The fact that $\mathfrak{sl}_2(\mathbb{C})$ is a simple Lie algebra implies that every $2 \times 2$-matrix $A \in \mathbb{C}^{2\times 2}$ with $\mathrm{tr}(A) = 0$ can be expressed as a commutator of two matrices.

Is there any way to find two appropriate matrices? If I give you $A = \begin{pmatrix} 0 & -1 \\ 1 & 0 \end{pmatrix}$, for example, is there any algorithm that can find matrices $B,C$ with $A = BC - CB$?

Answer 1

I think you can use the Pauli matrices $\sigma_1$, $\sigma_2$, $\sigma_3$. Traceless matrix $A$ can be decomposed as $A = \vec{a}\cdot\vec{\sigma}$. Meanwhile, any $B$, $C$ can be decomposed as $B = b_0I+\vec{b}\cdot\sigma$ and $C=c_0I+\vec{c}\cdot\sigma$, with commutator $[B,C] = 2i(\vec{b}\times\vec{c})\cdot\vec\sigma$.

So I think if you find two vectors $\vec{b}$ and $\vec{c}$ with $2i(\vec{b}\times\vec{c}) = \vec{a}$, then you have found $B$ and $C$ as $B = \vec{b}\cdot\sigma$ and $C = \vec{c}\cdot\sigma$.

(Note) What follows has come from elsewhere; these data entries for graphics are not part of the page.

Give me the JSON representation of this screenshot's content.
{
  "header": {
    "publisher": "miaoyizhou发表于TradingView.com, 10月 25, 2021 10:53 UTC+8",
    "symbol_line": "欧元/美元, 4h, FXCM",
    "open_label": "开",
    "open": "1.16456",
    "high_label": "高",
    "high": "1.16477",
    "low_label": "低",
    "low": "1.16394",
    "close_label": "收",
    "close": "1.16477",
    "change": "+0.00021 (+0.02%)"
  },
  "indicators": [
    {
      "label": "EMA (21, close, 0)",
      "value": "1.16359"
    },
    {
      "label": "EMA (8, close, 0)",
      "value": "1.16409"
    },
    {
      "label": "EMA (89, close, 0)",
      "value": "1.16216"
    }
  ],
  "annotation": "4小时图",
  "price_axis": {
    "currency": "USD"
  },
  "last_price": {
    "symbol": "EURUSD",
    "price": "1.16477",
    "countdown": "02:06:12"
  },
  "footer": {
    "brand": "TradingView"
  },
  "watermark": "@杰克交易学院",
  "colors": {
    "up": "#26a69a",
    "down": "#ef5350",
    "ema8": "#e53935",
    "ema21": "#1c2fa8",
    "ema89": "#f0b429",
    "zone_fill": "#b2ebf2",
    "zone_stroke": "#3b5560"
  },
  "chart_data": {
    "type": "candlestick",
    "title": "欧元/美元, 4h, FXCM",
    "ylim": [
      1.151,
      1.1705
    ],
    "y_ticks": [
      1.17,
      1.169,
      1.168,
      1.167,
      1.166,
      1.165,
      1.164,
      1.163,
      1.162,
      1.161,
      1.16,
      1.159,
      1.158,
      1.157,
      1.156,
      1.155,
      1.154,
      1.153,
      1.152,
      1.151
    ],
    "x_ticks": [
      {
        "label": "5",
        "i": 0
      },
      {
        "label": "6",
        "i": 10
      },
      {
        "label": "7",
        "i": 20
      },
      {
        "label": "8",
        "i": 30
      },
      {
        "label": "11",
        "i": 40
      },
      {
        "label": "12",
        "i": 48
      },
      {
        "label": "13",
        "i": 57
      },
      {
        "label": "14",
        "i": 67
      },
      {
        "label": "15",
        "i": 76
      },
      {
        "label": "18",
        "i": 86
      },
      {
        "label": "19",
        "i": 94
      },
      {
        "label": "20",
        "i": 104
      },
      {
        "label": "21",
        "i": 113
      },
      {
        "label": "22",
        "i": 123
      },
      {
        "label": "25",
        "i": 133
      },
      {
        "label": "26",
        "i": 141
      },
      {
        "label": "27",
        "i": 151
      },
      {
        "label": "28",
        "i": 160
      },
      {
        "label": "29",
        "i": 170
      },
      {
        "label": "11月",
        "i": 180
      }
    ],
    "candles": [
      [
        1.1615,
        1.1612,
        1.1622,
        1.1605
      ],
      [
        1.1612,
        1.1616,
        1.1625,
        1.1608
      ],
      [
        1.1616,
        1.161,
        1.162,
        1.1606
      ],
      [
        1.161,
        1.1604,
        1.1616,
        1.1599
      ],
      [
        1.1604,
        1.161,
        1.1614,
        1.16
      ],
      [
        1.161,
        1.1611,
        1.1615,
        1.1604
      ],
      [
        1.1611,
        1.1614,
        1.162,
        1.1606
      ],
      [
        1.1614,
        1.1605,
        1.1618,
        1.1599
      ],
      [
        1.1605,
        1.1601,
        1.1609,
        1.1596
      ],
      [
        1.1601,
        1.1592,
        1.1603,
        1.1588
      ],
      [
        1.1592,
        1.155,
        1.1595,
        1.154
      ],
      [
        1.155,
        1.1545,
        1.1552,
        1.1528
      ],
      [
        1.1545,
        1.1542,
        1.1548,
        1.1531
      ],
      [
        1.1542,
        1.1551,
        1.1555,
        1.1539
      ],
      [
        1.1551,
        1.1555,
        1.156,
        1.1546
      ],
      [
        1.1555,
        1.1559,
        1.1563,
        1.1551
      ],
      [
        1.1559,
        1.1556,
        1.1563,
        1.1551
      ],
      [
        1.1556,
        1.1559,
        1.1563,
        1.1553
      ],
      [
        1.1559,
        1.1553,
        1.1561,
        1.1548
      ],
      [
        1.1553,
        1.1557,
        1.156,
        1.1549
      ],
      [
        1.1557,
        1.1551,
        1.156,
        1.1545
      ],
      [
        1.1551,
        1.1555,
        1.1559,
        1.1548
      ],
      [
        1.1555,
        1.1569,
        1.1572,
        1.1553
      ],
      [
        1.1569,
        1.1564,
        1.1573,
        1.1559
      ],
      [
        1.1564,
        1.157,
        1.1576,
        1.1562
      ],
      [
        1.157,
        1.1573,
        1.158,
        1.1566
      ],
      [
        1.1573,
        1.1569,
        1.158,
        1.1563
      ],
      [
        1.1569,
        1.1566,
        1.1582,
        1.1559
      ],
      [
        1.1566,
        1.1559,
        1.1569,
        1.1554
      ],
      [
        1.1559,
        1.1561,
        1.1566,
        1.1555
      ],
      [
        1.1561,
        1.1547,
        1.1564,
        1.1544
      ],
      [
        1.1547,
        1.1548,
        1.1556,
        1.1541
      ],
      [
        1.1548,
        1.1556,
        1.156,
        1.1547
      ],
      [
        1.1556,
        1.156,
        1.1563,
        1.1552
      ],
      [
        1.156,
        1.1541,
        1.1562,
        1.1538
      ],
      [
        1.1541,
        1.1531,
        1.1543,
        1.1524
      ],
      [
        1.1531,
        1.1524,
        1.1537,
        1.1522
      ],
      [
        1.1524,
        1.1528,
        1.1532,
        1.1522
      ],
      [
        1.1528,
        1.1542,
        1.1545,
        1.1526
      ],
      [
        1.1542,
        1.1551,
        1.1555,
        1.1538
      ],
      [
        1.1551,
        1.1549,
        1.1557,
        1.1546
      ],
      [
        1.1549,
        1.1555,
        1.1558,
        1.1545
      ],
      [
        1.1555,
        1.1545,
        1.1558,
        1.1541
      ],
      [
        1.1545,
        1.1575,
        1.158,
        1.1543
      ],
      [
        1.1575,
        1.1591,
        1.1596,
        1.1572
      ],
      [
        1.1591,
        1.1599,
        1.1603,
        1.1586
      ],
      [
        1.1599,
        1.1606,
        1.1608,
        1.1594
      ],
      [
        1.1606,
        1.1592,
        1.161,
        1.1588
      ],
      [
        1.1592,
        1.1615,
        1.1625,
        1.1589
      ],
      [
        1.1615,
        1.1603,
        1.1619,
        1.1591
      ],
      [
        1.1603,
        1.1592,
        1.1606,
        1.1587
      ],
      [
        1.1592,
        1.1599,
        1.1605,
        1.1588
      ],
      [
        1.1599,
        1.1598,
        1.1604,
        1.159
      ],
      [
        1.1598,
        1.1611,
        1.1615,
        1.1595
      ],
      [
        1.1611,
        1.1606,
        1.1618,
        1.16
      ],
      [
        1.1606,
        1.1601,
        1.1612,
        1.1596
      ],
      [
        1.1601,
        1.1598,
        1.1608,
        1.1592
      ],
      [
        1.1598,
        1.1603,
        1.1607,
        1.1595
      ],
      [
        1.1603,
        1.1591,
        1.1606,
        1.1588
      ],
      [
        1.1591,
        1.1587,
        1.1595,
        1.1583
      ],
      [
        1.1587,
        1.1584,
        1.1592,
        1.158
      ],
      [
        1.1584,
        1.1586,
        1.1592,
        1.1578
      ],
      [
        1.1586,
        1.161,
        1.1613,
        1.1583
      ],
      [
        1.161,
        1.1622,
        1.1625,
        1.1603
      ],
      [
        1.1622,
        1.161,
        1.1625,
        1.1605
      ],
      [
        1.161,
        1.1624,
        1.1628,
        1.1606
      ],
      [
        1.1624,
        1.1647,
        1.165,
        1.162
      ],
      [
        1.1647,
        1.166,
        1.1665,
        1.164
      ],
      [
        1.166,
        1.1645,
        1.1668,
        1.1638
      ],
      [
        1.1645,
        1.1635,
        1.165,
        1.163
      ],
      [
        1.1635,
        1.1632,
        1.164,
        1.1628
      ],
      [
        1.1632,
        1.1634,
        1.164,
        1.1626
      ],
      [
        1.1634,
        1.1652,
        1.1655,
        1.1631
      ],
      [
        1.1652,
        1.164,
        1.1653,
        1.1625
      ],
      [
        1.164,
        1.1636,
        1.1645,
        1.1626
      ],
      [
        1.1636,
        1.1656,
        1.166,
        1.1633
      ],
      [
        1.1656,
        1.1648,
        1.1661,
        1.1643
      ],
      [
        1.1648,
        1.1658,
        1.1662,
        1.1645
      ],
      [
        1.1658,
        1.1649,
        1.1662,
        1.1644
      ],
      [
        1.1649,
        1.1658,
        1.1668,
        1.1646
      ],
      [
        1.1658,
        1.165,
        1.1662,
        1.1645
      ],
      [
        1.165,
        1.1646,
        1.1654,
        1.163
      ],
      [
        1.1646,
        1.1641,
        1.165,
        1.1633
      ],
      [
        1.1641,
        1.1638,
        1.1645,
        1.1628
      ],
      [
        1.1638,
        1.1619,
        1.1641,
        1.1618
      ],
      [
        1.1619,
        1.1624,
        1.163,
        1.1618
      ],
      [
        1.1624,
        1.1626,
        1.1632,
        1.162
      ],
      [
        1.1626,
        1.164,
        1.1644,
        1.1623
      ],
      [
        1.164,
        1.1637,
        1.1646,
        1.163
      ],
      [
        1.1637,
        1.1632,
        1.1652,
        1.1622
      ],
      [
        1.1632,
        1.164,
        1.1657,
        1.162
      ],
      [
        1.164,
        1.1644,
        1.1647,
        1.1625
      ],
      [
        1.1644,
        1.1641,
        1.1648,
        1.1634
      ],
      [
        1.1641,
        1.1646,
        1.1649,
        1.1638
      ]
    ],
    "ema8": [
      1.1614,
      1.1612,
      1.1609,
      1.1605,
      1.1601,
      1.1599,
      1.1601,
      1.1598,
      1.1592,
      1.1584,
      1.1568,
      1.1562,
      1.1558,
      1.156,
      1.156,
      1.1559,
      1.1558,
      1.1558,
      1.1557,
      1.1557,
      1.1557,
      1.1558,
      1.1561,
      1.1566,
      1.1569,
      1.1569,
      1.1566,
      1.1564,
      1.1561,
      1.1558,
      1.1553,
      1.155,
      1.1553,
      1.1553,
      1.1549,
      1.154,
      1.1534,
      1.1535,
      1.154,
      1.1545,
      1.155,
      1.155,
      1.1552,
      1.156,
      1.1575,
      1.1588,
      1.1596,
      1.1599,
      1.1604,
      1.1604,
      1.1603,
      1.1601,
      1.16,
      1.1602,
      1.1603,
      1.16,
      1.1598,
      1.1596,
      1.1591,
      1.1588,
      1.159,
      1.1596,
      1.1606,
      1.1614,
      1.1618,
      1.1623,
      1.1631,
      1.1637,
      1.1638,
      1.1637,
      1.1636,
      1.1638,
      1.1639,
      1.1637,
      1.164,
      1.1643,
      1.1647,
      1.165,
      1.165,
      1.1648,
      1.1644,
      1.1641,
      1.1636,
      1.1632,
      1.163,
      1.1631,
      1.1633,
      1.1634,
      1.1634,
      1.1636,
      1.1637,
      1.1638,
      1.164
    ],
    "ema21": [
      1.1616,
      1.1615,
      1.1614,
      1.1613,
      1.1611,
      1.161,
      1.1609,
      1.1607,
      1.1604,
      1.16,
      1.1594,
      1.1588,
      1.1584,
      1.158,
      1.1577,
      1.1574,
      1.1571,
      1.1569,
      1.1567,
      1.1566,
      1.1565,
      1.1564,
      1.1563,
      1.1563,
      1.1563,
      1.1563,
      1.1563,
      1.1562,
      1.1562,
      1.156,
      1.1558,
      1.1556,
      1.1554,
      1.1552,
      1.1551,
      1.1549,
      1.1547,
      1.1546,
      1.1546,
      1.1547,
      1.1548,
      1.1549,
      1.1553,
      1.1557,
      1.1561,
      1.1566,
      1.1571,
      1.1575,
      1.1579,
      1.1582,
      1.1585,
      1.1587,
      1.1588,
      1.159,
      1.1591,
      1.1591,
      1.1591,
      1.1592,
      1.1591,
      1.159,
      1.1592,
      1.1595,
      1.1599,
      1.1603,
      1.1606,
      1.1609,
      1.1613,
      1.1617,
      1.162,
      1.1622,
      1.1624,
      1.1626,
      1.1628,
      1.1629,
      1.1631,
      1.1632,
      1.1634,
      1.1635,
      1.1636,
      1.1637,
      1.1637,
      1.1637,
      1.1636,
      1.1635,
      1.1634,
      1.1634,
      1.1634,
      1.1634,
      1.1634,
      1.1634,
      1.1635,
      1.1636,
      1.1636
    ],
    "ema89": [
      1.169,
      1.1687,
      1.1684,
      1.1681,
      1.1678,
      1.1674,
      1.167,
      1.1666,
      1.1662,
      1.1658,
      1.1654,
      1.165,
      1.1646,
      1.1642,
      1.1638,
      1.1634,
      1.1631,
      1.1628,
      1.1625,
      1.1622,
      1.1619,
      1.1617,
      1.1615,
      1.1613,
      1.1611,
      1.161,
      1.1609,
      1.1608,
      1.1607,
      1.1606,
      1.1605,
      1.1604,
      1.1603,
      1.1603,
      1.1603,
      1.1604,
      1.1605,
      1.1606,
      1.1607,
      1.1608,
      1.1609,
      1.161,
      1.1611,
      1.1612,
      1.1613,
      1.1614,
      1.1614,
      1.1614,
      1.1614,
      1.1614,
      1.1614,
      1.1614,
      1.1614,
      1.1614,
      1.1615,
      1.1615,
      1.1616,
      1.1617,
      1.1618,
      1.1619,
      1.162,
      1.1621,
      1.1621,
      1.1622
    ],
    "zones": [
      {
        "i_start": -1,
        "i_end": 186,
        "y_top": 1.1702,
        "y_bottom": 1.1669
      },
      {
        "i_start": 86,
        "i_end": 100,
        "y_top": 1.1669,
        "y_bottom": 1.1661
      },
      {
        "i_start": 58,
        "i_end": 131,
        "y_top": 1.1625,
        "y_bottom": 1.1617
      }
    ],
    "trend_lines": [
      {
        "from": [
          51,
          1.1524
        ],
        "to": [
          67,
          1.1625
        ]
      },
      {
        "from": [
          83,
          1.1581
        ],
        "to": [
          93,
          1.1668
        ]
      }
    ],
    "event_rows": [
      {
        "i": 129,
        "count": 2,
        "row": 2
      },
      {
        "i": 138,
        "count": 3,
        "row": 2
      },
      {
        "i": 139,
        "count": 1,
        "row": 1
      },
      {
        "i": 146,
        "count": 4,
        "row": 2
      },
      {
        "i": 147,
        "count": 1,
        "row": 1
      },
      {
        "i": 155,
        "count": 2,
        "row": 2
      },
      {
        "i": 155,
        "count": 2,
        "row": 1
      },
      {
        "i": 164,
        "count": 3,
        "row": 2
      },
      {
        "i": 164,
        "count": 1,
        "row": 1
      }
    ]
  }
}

For your example case, $$A = -i\sigma_2 = (0,-i,0)\cdot\vec{\sigma}\,.$$ That is, $\vec{a} = (0, -i, 0)$. So take $\vec{b} = ({1\over \sqrt{2}},0,0)$ and $\vec{c} = (0,0,{1\over\sqrt{2}})$. This gives $B = {1\over\sqrt{2}}\sigma_1$ and $C={1\over\sqrt{2}}\sigma_3$, with $$[B,C] = \frac{1}{2}[\sigma_1,\sigma_3]= \frac{1}{2}(-2i\sigma_2) = A\,.$$

Answer 2

Let $K$ be any field and $A\in M_n(K)$. If $trace(A)=0$, then there are $B,C\in M_n(K)$ s.t. $A=BC-CB$. See ("On matrices of trace $0$", A. and B. Muckenhoupt). Put $A$ in rational canonical form and reason by recurrence...

In general we cannot choose $B$ no matter how ; indeed the linear application $f:X\rightarrow BX-XB$ has eigenvalues $(\lambda_i-\lambda_j)_{i,j}$ in which $spectrum(B)=(\lambda_i)_i$. Thus, if $B$ is generic, then $rank(f)=n^2-n$ and $im(f)$ is not whole the vector space of traceless matrices (which has dimenson $n^2-1$).

The case $n=2$ is easy. Assume $characteristic(K)\not=2$. If $A\not= 0$, then there is $u$ s.t. $u,Au$ is a basis. Since $trace(A)=0$, we may assume that $A=\begin{pmatrix}0&\alpha\\1&0\end{pmatrix}$. Then we can choose $B=\begin{pmatrix}-1/2&0\\0&1/2\end{pmatrix},C=\begin{pmatrix}0&-\alpha\\1&0\end{pmatrix}$.